Une commission ad hoc de suivi de la RCC est mise en place.
Elle sera composée de :
  • Trois représentants de la Direction ;
  • Trois représentants du personnel ;
Ces trois représentants du personnel seront les Délégués Syndicaux Centraux signataires ou des membres du CSE central désignés par les Délégués Syndicaux Centraux (DSC). Si un des membres de la Commission de suivi, représentant du personnel, venait à quitter la société AKWEL SA, les Délégués Syndicaux Centraux procèderont à son remplacement dans le respect des règles de priorité ci-dessous.
  • Un consultant en mobilité professionnelle intervenant dans le cadre de l’Antenne Volontariat.
Il est précisé que trois représentants « suppléants » seront désignés par les DSC (un par Organisation syndicale représentative) et pourront siéger à la Commission en cas d’absence du représentant « titulaire » qu’ils suppléent.
Elle pourra être saisie à la demande d’un salarié conformément à l’article 6.1 du présent accord.

La commission de suivi de la RCC se tiendra

une fois par mois en distanciel (sous réserve d’être saisie d’une demande formalisée, si aucune demande dans le mois, pas besoin de réunir la commission).


La commission de suivi de la RCC pourra entendre le salarié s'il le souhaite, ou examinera ses arguments écrits, et recevra toute explication utile de la Direction sur les raisons du refus.

A l'issue des débats, la commission exprimera un avis sur la candidature : soit "avis favorable au départ volontaire souhaité par le salarié", soit "avis défavorable au départ volontaire", en explicitant les raisons de son avis.

12.2.2 Consultation du CSE Central

La mise en œuvre du présent accord fera l’objet d’un suivi régulier du CSE Central dans le cadre d’un point spécifique de l’ordre du jour, lors des réunions extraordinaires qui se tiendront les mois suivants :

  • mai 2025

    en présentiel

  • juillet 2025 en distanciel
  • octobre 2025 en distanciel
  • décembre 2025

    en présentiel

  • février 2026 en distanciel
  • mai 2026

    en présentiel


Dans le cadre de son information et en vue de sa consultation, le CSE Central recevra un état présentant, par agence sur l’ensemble du territoire national, les éléments suivants :
  • Nombre de départ acceptés, postes concernés et nature des projets professionnels,
  • Nombre de départs refusés, postes concernés et motivation des refus,
  • Nombre et date des départs effectifs.
Au terme de chaque réunion, le CSE Central rendra un avis sur la mise en œuvre de l'accord, qui sera transmis à la DREETS compétente.







12.2.3 Information des CSE sur la mise en œuvre de l’accord

La mise en œuvre du présent accord fera également l’objet d’un suivi régulier des CSE des établissements concernés dans le cadre d’un point d’information spécifique de l’ordre du jour, lors des réunions ordinaires.

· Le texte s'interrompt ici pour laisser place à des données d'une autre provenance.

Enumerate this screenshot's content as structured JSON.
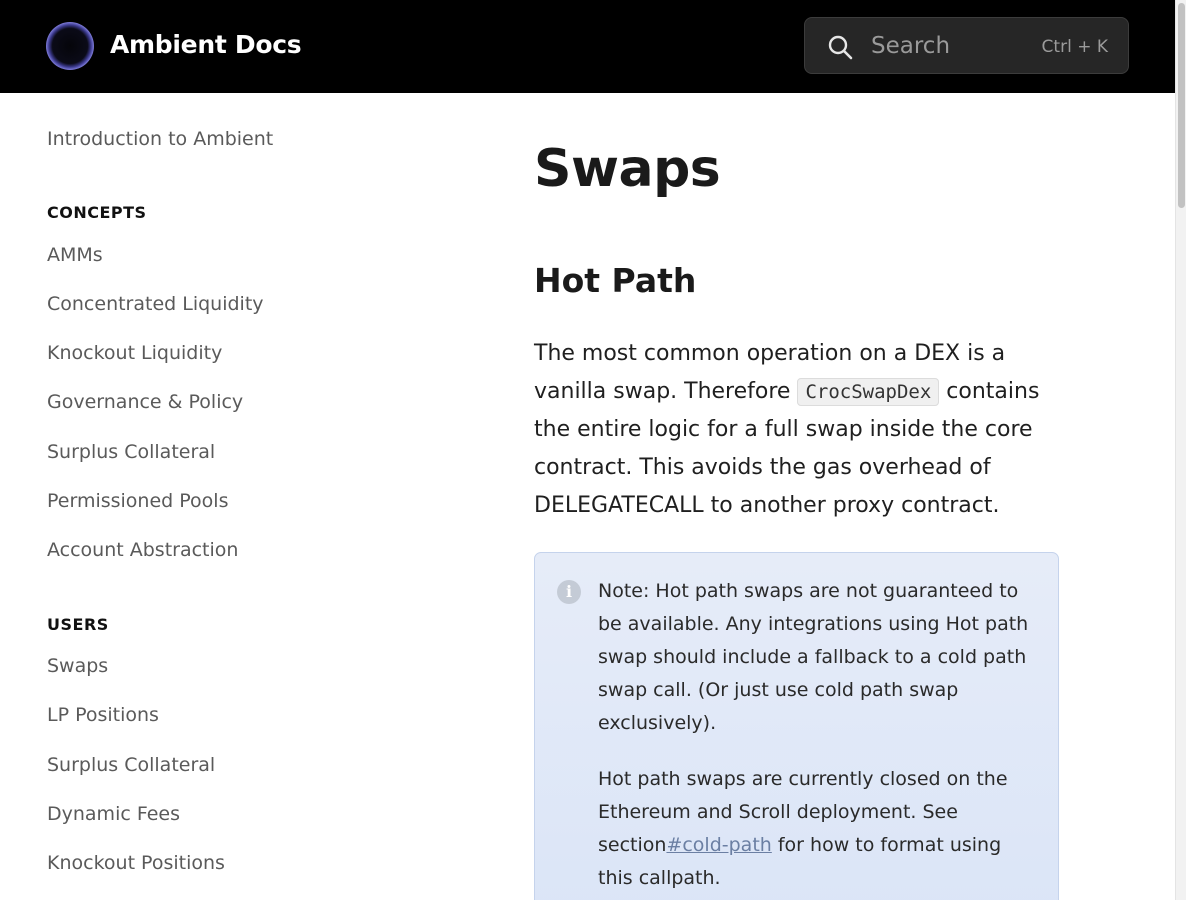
{
  "header": {
    "brand": "Ambient Docs",
    "search": {
      "placeholder": "Search",
      "shortcut": "Ctrl + K"
    }
  },
  "sidebar": {
    "intro": "Introduction to Ambient",
    "sections": [
      {
        "heading": "CONCEPTS",
        "items": [
          "AMMs",
          "Concentrated Liquidity",
          "Knockout Liquidity",
          "Governance & Policy",
          "Surplus Collateral",
          "Permissioned Pools",
          "Account Abstraction"
        ]
      },
      {
        "heading": "USERS",
        "items": [
          "Swaps",
          "LP Positions",
          "Surplus Collateral",
          "Dynamic Fees",
          "Knockout Positions"
        ]
      }
    ]
  },
  "main": {
    "title": "Swaps",
    "section_heading": "Hot Path",
    "paragraph": {
      "before_code": "The most common operation on a DEX is a vanilla swap. Therefore ",
      "code": "CrocSwapDex",
      "after_code": " contains the entire logic for a full swap inside the core contract. This avoids the gas overhead of DELEGATECALL to another proxy contract."
    },
    "callout": {
      "note": "Note: Hot path swaps are not guaranteed to be available. Any integrations using Hot path swap should include a fallback to a cold path swap call. (Or just use cold path swap exclusively).",
      "status_before_link": "Hot path swaps are currently closed on the Ethereum and Scroll deployment. See section",
      "link_text": "#cold-path",
      "status_after_link": " for how to format using this callpath."
    }
  }
}
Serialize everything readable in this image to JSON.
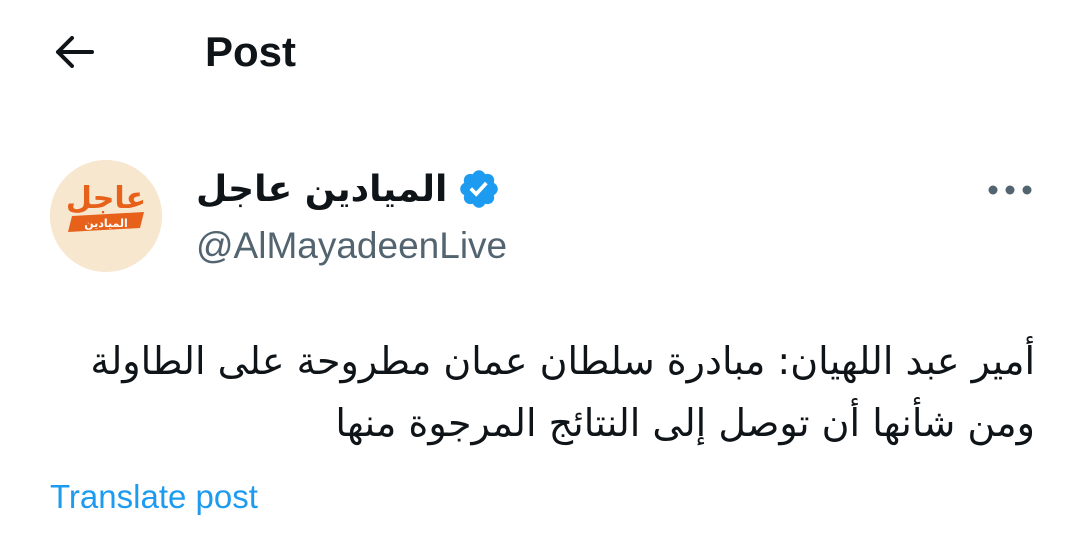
{
  "header": {
    "title": "Post",
    "back_icon": "arrow-left-icon"
  },
  "author": {
    "display_name": "الميادين عاجل",
    "handle": "@AlMayadeenLive",
    "verified": true,
    "verified_icon": "verified-badge-icon",
    "avatar": {
      "logo_text": "عاجل",
      "logo_subtext": "الميادين",
      "background": "#f7e7cf",
      "accent": "#e8611a"
    }
  },
  "more_icon": "more-horizontal-icon",
  "post": {
    "lines": [
      "أمير عبد اللهيان: مبادرة سلطان عمان مطروحة على الطاولة",
      "ومن شأنها أن توصل إلى النتائج المرجوة منها"
    ],
    "translate_label": "Translate post"
  },
  "colors": {
    "text": "#0f1419",
    "secondary": "#536471",
    "link": "#1d9bf0"
  }
}
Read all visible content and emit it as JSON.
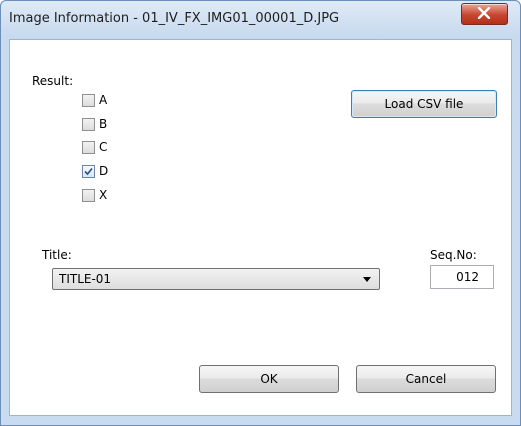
{
  "window": {
    "title": "Image Information - 01_IV_FX_IMG01_00001_D.JPG"
  },
  "result": {
    "label": "Result:",
    "options": [
      {
        "label": "A",
        "checked": false
      },
      {
        "label": "B",
        "checked": false
      },
      {
        "label": "C",
        "checked": false
      },
      {
        "label": "D",
        "checked": true
      },
      {
        "label": "X",
        "checked": false
      }
    ]
  },
  "load_csv_label": "Load CSV file",
  "title_field": {
    "label": "Title:",
    "value": "TITLE-01"
  },
  "seq_field": {
    "label": "Seq.No:",
    "value": "012"
  },
  "ok_label": "OK",
  "cancel_label": "Cancel",
  "colors": {
    "window_frame": "#c9dcef",
    "close_button": "#c7452f",
    "default_button_border": "#3c7fb1"
  }
}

Les CSE d'établissement recevront un état présentant, au sein de leur établissement, les éléments suivants :
  • Nombre de départ acceptés, postes concernés et nature des projets professionnels,
  • Nombre de départs refusés, postes concernés et motivation des refus,
  • Nombre et date des départs effectifs.

12.3 Consultation du CSE Central au terme du dispositif de RCC

Une

consultation du CSE Central interviendra également après la clôture du présent dispositif afin de faire un bilan de son application, lequel sera envoyé à la DREETS à l’issue de la mise en œuvre des mesures du présent accord conformément aux dispositions légales et réglementaires en vigueur.


12.4 Transmission des avis à la DREETS

Les avis rendus par le CSE Central seront transmis à la DREETS conformément à l’article L 1237-19-7 du Code du travail.

ARTICLE 13 – DISPOSITIONS FINALES

13.1 Condition de validité du présent accord

Le présent accord est notamment conclu dans les conditions visées aux articles L. 2232-12 et suivants du Code du travail.

Conformément à l’article L2232-12 du Code du travail, cet accord devra être signé par une ou plusieurs organisations syndicales représentatives ayant recueilli au moins 50 % des suffrages exprimés en faveur d’organisation(s) reconnue(s) représentative(s) au 1er tour des dernières élections des titulaires au Comité d’entreprise, quel que soit le nombre de votants.

Il est rappelé que le présent accord ne pourra entrer en vigueur et ses stipulations considérées comme applicables, que sous réserve de sa validation par l’autorité administrative (DREETS) compétente, conformément aux dispositions des articles L. 1237-19-3 et suivants du Code du travail.

A défaut de validation par la DREETS, les dispositions du présent accord seront privées d’effet et réputées non écrites.

13.2 Durée et date d’entrée en vigueur

Le présent accord entrera en vigueur soit à la date de la notification de la décision de validation du présent accord prise par la DREETS territorialement compétente, soit à l’expiration du délai d’instruction de la demande de validation lorsque celle-ci sera réputée acquise.

Le présent accord est conclu pour une durée déterminée correspondant à la durée du présent dispositif de rupture conventionnelle collective et son suivi,

soit jusqu’au 31 mars 2026, date à laquelle il cessera définitivement de produire effet


En cas de nécessité, le présent accord pourra être prolongé par voie d’avenant, avec l’accord de toutes les parties signataires, pour une période de 3 mois supplémentaires. Dans ce cadre, l’entreprise s’engage à ne notifier aucun licenciement économique au sein de l’entité juridique AKWEL SA, et ce pendant tout le temps de la prolongation du présent accord.


13.3 Dépôt et publicité

Le présent accord est établi en 5 exemplaires pour notification à chaque organisation syndicale y participant, conformément aux dispositions prévues par l’article L 2231-5 du Code du travail.
Il sera déposé, à la diligence de la société AKWEL SA, sur la plateforme nationale « TéléAccords » du Ministère du travail.
Un exemplaire sera en outre déposé auprès du secrétariat du greffe du Conseil de Prud’hommes compétent.
Le présent accord fera, également, l’objet d’un affichage sur les panneaux prévus à cet effet.

Fait Romans, le 19 mars 2025



Pour la société,

Directeur Industriel Europe 2Délégué Syndical Central CFDT






Délégué Syndical Central CGTDélégué Syndicale Central U.S.L.I.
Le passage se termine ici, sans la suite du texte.